Daniel turned to him,
“Didn’t you have any other girlfriends ?”
“No. I was saving myself for her.”
“Ah, well, that’s the problem. To get a girl, you have to have a girl.”
“Thanks, Buddha, great advice.”
“Naw, listen. It’s like an auction. You put a piece up, no one’s interested, it gets tossed. Pun intended. But, someone likes it, others get interested. Get it ?”
“So,” asked Richard, trying to follow the logic, “if Lorelei had known I had a girlfriend, she’d have been more interested ?”
“Couldn’t have been less interested,” quipped Chris.
“Oy, shut it, you,” threatened Daniel.
“Oh, I see, he can get away with the insults, but I say something and I get the ‘I can kill you with one fingernail’ shit ?”
“Yeah. He’s not a plonker like you,” clarified Daniel with a subtle wink at Richard.
“He has a point, there, he has several points there,” added Richard. Daniel continued,
“You just gotta get a girl first, any girl. You can do that, can’t ya ?” Richard just shrugged. “Fuck me,” concluded Daniel.
“He may have to. Oh, come on, that was funny. OK, I know, I’ll shut it.” Chris walked off a little down the platform.
On the train, they continued the seminar, Daniel giving advice to Richard, and then learnt why Chris was dumped.
“She heard you say she were shit in bed ? Fuck, that’s hard. Now, tonight; I know that Al’s yer pal and all that guff, but . . . fucking hell, what a stinking pile of shit. I’ve heard some wank in my time, but that . . . “
“It’s part of the Berlin scene,” began Richard. “Anybody can get up and do something.”
“Problem is,” continued Chris, “most people do and most people aren’t overburdened with talent.”
“Not tonight, anyway,” laughed Daniel. “Thanks, guys, for taking me. Load of bollocks, but still thanks.”

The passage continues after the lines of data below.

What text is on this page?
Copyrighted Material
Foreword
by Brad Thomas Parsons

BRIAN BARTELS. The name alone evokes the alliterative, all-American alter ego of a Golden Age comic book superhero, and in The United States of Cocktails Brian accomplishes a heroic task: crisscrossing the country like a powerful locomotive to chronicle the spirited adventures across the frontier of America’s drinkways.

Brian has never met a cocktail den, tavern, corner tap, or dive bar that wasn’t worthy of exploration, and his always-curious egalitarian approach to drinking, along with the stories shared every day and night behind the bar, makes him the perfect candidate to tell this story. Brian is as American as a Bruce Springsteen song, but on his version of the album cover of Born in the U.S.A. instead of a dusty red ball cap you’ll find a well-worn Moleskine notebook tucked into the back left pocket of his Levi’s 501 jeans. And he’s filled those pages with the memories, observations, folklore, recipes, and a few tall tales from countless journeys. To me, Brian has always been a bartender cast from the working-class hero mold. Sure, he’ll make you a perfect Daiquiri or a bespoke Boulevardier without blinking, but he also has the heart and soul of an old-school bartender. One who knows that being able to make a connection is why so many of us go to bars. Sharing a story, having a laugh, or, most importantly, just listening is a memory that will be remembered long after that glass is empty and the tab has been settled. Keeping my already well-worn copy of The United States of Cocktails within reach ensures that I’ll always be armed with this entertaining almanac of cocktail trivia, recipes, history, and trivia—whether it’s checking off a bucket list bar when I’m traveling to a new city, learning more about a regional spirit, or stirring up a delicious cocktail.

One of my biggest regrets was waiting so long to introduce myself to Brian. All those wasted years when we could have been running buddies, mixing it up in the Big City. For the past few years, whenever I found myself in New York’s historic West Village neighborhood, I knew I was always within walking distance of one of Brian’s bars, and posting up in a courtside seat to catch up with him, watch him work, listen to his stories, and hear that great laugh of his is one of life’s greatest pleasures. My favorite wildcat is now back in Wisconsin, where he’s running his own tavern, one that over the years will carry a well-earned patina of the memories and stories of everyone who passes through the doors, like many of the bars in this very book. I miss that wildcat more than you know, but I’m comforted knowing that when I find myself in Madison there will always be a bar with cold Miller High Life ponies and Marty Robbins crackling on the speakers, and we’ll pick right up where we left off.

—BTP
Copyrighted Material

They all laughed. Chris, followed by Richard, began to give more sage Berlin advice,
“Never presume that because it’s office hours, offices will be open.”
“Don’t touch Schultheiss beer. I know the logo is real inviting, but your stomach won’t thank you for it.”
Chris picked up the slack,
“Following on from there, don’t ever drink from the tap, despite all the assurances,”
“He’s right. May as well just drink out of the toilet bowl.”
More laughter. Then Daniel returned to the former subject of performing in Berlin.
“I mean, I could do better than that.”
“Well, then,” challenged Richard, “do it.”
“Yeah, but I don’t know any musicians, or anybody, just you two tossers.”
“But we know people,” argued Richard
“Oh, yeah, like that guy with the fucking pumpkin head ? No, thanks. Man turning into a woman. Fucking idiot.”
“No,” said Chris calmly. “The Russians. Andrei is a bass player. Boris is a fucking wild hot gypsy guitarist. Another guy who lives with them, Sascha, is a drummer. They’ve all played in bands, always looking for a singer. We’ll see some, if not all, of them tonight. Time to put up or shut up. Or are you just all talk ?”
“Mouthy little sod, ain’t ya ?”
“Yeah,” replied Chris with a swagger. “I am.”